Python3 Fast Way To Find If Any Elements In Collections Are Substring Of String

Question

If I have a collection of strings is there a data structure or function that could improve the speed of checking if any of the elements of the collections are substrings on my main string?

Right now I'm looping through my array of strings and using the in operator. Is there a faster way?

import timing

## string match in first do_not_scan
## 0:00:00.029332

## string not in do_not_scan
## 0:00:00.035179
def check_if_substring():
    for x in do_not_scan:
        if x in string:
            return True
    return False

## string match in first do_not_scan
## 0:00:00.046530

## string not in do_not_scan
## 0:00:00.067439
def index_of():
    for x in do_not_scan:
        try:
            string.index(x)
            return True
        except:
            return False

## string match in first do_not_scan
## 0:00:00.047654

## string not in do_not_scan
## 0:00:00.070596
def find_def():
    for x in do_not_scan:
        if string.find(x) != -1:
            return True
    return False

string = '/usr/documents/apps/components/login'
do_not_scan = ['node_modules','bower_components']

for x in range(100000):
    find_def()
    index_of()
    check_if_substring()

Is it possible that you pasted something wrong here. Or is string = 'a' just a sample. Because node_modules will never be in string. With that said, can you use a map. Where the keys are the items of do_not_scan. Then the search is O(1) — Cripto
– Cripto, Commented Mar 4, 2016 at 18:13
just a sample to demonstrate string may not contain any elements of do_not_scan. I've never used a map before how would you go about doing that? — ClickThisNick
– ClickThisNick, Commented Mar 4, 2016 at 18:19
Do you want the analog of grep -l -Ff collections_of_strings main_string? where collections_of_strings file contains a collections of strings (one per line) and main_string file contains the main string (as is). — jfs
– jfs, Commented Mar 5, 2016 at 16:04
I will edit, meant is there a better data structure eg. put things in a set instead of an array that would make the search faster — ClickThisNick
– ClickThisNick, Commented Mar 6, 2016 at 2:50

Community · Accepted Answer · 2017-05-23 11:44:19Z

3

No, there is no faster built-in way.

If you have large amounts of strings to test for, then you may be better off using a third-party Aho-Corasick package, as J.F. Sebastian's answer shows.

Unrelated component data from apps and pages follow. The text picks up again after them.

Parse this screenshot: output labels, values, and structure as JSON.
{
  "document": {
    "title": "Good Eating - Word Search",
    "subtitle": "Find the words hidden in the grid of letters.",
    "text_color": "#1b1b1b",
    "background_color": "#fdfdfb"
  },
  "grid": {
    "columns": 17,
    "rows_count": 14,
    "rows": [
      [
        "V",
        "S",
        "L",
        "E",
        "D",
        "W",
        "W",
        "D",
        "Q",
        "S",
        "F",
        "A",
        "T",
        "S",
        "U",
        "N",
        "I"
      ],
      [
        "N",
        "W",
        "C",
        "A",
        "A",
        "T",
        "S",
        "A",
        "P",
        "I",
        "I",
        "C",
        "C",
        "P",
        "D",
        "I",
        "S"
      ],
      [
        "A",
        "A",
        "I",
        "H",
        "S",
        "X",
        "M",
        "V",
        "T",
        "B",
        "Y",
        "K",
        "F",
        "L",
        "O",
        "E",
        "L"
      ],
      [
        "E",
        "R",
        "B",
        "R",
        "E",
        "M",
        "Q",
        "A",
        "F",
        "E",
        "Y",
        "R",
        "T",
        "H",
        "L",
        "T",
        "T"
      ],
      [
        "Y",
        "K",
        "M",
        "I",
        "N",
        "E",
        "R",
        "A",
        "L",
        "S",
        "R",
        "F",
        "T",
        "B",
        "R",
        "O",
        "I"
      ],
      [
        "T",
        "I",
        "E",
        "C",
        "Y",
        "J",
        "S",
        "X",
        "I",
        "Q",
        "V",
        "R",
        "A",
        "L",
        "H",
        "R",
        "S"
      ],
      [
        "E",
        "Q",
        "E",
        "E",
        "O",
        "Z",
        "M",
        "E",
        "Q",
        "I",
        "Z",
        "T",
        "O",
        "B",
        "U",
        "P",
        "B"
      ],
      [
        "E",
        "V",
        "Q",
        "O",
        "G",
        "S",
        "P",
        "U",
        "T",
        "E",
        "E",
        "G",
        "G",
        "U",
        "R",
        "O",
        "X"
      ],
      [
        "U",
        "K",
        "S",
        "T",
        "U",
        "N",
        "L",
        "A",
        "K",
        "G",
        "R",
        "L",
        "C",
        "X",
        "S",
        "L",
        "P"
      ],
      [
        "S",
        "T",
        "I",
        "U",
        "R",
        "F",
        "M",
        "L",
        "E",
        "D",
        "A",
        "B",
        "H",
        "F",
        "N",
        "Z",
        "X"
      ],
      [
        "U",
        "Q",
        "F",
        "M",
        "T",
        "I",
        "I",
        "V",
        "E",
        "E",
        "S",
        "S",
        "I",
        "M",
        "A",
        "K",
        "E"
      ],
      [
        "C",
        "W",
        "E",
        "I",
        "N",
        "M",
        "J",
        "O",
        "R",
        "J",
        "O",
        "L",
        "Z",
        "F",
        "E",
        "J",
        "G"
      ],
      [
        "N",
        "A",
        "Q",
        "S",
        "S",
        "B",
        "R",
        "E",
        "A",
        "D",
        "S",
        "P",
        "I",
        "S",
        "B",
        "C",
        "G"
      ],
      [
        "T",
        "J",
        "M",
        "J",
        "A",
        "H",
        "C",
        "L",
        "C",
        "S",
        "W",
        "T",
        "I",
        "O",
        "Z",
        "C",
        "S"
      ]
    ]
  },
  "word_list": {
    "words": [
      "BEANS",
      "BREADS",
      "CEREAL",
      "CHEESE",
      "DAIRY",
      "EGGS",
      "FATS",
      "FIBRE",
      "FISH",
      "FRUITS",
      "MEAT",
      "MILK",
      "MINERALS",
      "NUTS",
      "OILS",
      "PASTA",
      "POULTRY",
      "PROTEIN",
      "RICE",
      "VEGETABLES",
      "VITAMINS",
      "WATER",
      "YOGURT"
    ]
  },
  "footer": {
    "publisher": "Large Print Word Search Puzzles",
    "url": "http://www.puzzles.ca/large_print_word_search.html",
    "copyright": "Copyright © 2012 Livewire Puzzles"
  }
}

Using the built-in methods, the worst-case scenario is: there is no match, which means you have tested every item in the list and nearly every offset in every item.

Fortunately, the in operator is very quick (at least in CPython) and was faster by nearly a factor of three in my tests:

0.3364804992452264  # substring()
0.867534976452589   # any_substring()
0.8401796016842127  # find_def()
0.9342398950830102  # index_of()
2.7920695478096604  # re implementation

Here is the script I used for testing:

from timeit import timeit
import re

def substring():
    for x in do_not_scan:
        if x in string:
            return True
    return False

def any_substring():
    return any(x in string for x in do_not_scan)

def find_def():
    for x in do_not_scan:
        if string.find(x) != -1:
            return True
    return False

def index_of():
    for x in do_not_scan:
        try:
            string.index(x)
            return True
        except:
            return False

def re_match():
    for x in do_not_scan:
        if re.search(string, x):
            return True
    return False

string = 'a'
do_not_scan = ['node_modules','bower_components']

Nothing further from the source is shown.